The current study found that men were more likely to be infected with malaria than women. Males were 1.41 times more likely to be malaria positive than females. Similar studies showed that men were more affected than women22,23,24,25. The reason for the high incidence of malaria in men could be that men engage in outdoor activities. A study conducted in the Dembia district of north-western Ethiopia found that people who participate in outdoor activities are at a higher risk of malaria25. Another possible reason could be that men travel to malaria-endemic areas to seek temporary employment, while women do not engage in field activities but cook and stay at home, which could reduce the risk of infection.

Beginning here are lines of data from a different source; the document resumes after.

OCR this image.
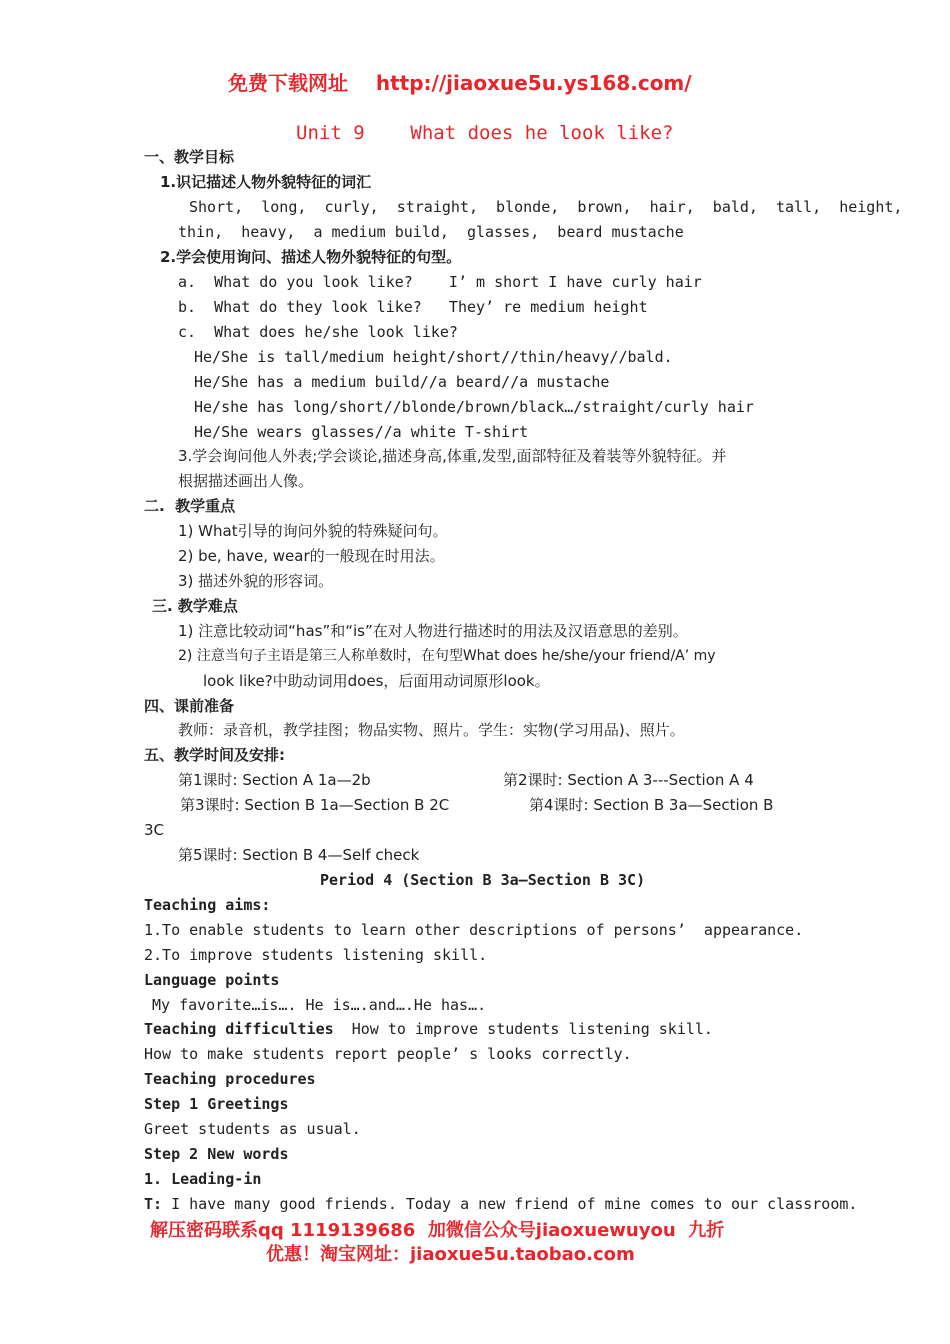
免费下载网址 http://jiaoxue5u.ys168.com/
Unit 9    What does he look like?
一、教学目标
1.识记描述人物外貌特征的词汇
Short,  long,  curly,  straight,  blonde,  brown,  hair,  bald,  tall,  height,
thin,  heavy,  a medium build,  glasses,  beard mustache
2.学会使用询问、描述人物外貌特征的句型。
a.  What do you look like?    I’ m short I have curly hair
b.  What do they look like?   They’ re medium height
c.  What does he/she look like?
He/She is tall/medium height/short//thin/heavy//bald.
He/She has a medium build//a beard//a mustache
He/she has long/short//blonde/brown/black…/straight/curly hair
He/She wears glasses//a white T-shirt
3.学会询问他人外表;学会谈论,描述身高,体重,发型,面部特征及着装等外貌特征。并
根据描述画出人像。
二.  教学重点
1) What引导的询问外貌的特殊疑问句。
2) be, have, wear的一般现在时用法。
3) 描述外貌的形容词。
三. 教学难点
1) 注意比较动词“has”和“is”在对人物进行描述时的用法及汉语意思的差别。
2) 注意当句子主语是第三人称单数时，在句型What does he/she/your friend/A’ my
look like?中助动词用does，后面用动词原形look。
四、课前准备
教师：录音机，教学挂图；物品实物、照片。学生：实物(学习用品)、照片。
五、教学时间及安排:
第1课时: Section A 1a—2b	第2课时: Section A 3---Section A 4
第3课时: Section B 1a—Section B 2C	第4课时: Section B 3a—Section B
3C
第5课时: Section B 4—Self check
Period 4 (Section B 3a—Section B 3C)
Teaching aims:
1.To enable students to learn other descriptions of persons’  appearance.
2.To improve students listening skill.
Language points
My favorite…is…. He is….and….He has….
Teaching difficulties How to improve students listening skill.
How to make students report people’ s looks correctly.
Teaching procedures
Step 1 Greetings
Greet students as usual.
Step 2 New words
1. Leading-in
T: I have many good friends. Today a new friend of mine comes to our classroom.
解压密码联系qq 1119139686  加微信公众号jiaoxuewuyou  九折
优惠！淘宝网址：jiaoxue5u.taobao.com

Age also contributed to the prevalence of malaria. It was higher in the younger age groups than in the older age groups. The likelihood of a malaria positivity rate in children under five years of age and children between the ages of 5 and 14 was 1.60 and 1.64 times higher, respectively, than in the age group over 55 years of age. The reason for this could be that these age groups may be less immune to commuting than the older age groups (> 55 years). This was supported by the World Health Organization report26. The study also showed that the odds of malaria positivity in the early workgroups (15-24) and primary workgroups (25-54) were 2.45- and 1.82-fold higher, respectively, than the over-55 age group. year olds. Another study conducted on pregnant women in Sherkole district of Benshangul Gumuz regional state in western Ethiopia also found that the older age groups were less likely to contract malaria infections27. The reason for the high malaria cases in the mentioned age group of 15-24 and 25-54 years could be the fact that this age group may engage in outdoor activities and be mobile in malaria-endemic areas to seek temporary employment, while the older age groups do not carry out field activities, but stay at home, which could reduce the risk of infection. In addition, the older age groups are often exposed to malaria earlier, which can develop immunity to malaria infection. Natural infection was known to elicit a robust immune response against the blood stage of the parasite that is protective against malaria28. However, according to studies conducted in the rural settings of Arba Minch Town, southern Ethiopia29 and Sudan30, age was not significantly associated with malaria infection. In fact, these studies focused on a specific study population; Children under the age of five or pregnant women.
The result of the current study had its strengths; once it had a sufficient sample size, which increased the power of the study; secondly, it included all age groups of the population (from children to old age groups). However, this study could suffer from the fact that it deals with secondary data; the reliability of the recorded data could not be determined. In addition, the collected data was transferred to the laboratory logbook, which lacks participants’ body temperature, clinical presentations, and place of residence. Information about the weather conditions of the month, seasons and years is also missing.